The hearts of the Sophies sank with them. These Philos were bound for Hillsboro where they would board the Southbound Katy Flyer that night, night of all nights, and secure the entire North Texas contingent for the Philos. Something must be done and done quickly. There were no autos available in those days and no horse drawn conveyance could possibly reach Hillsboro in time to catch that South-bound Katy Flyer. There was one chance- a freight train. Albert Jones and the writer started for East Waco as if we were doing the century on the cinder path. If there should be a north bound freight it would, in all probability, follow this passenger train. When we reached a point some distance ahead of the Katy bridge over the Brazos we saw a freight slowly leaving the yards one half mile ahead. Our tongues were already out. Could we make it? Can I forget that last half mile! We reached the rear of the slowly moving train but that was insufficient. We must dodge the trainmen and find an empty car. Jones pled that we board the caboose and bribe the conductor. I pled the uncertainty of such, especially on account of the scarcity of funds, twenty cents (20¢). Finally we overtook an empty box car and in a state of complete exhaustion we climbed in just as it was leaving the east yards. Many alumni can now count the miles of our Marathon.
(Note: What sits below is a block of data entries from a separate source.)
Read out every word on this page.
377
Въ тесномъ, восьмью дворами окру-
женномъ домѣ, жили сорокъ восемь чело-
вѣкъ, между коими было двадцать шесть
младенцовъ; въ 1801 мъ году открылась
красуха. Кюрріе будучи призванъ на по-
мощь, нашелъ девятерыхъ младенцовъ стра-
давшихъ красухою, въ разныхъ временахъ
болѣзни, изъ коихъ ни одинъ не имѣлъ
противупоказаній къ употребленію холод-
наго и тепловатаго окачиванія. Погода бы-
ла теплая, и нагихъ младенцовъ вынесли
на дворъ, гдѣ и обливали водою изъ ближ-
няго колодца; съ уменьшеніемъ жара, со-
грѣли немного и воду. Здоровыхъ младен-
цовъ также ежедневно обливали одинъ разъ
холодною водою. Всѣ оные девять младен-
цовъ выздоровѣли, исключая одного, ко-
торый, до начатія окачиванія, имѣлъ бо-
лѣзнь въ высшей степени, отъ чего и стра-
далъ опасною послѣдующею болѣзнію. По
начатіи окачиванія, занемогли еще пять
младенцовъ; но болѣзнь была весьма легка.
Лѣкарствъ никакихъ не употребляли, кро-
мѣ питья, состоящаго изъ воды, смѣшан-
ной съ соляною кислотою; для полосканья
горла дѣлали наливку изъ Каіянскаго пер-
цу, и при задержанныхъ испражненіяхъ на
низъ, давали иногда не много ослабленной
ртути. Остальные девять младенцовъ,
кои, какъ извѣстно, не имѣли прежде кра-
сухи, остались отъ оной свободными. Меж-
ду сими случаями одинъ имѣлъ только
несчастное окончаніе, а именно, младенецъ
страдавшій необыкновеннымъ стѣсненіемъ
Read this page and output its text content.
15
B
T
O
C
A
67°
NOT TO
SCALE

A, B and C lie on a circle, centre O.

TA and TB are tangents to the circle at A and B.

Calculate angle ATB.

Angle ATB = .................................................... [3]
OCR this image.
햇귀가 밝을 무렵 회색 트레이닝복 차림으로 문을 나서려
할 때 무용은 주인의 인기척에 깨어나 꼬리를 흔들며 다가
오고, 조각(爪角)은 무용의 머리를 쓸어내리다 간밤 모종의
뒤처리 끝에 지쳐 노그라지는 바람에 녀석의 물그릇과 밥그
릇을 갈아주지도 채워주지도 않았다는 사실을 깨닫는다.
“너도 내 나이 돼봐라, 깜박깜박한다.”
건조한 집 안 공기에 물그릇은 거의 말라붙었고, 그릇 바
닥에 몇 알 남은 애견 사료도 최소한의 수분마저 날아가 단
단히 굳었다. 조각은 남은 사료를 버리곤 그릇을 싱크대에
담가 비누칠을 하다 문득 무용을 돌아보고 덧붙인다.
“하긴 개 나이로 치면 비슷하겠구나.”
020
It was well after nightfall when the freight stopped at the south yards, a mile or two from Hillsboro. During the long, slow trip, Jones always particular in niceties of conduct and dress, suffered in both body and spirit. We disembarked and walked to the city and after a cup of coffee and a barrel of water to quench the thirst of the long dry race and ride, we made our way stealthily to the passenger station. There they were- Frank and Walker sleeping soundly in the waiting room. And why not? Did they not have everything sewed up for the Katy Flyer coming out of the Dallas and Fort Worth country? We consulted a negro hack driver about the possibility of the train stopping north of Hillsboro. He stated that all trains stopped at the Cotton Belt Crossing (Corsicana Branch) north of the station.
A kind Providence favored the Sophies that night. At this crossing I boarded the Dallas train and Jones the Fort Worth, and when Hatton and Smith calmly came aboard in a gentlemanly manner the two Sophies to whom they had waved such a merry goodbye at Waco a few hours before were now coming in from the north with prospective students all huddled in one coach safely under control. This done, we ventured forth one at a time to shake hands with the old girls returning to school, but in the excitement of the trip we had forgotten to wash our hands and this neglect solved the mystery of our unexpected appearance and caused considerable embarrassment. “Them days are gone forever.”
This post focuses on literary societies that were exclusive to male students. The Calliopean Literary Society and Rufus C. Burleson Society were the first two literary societies open to women at Baylor during the late 1800s and early 1900s.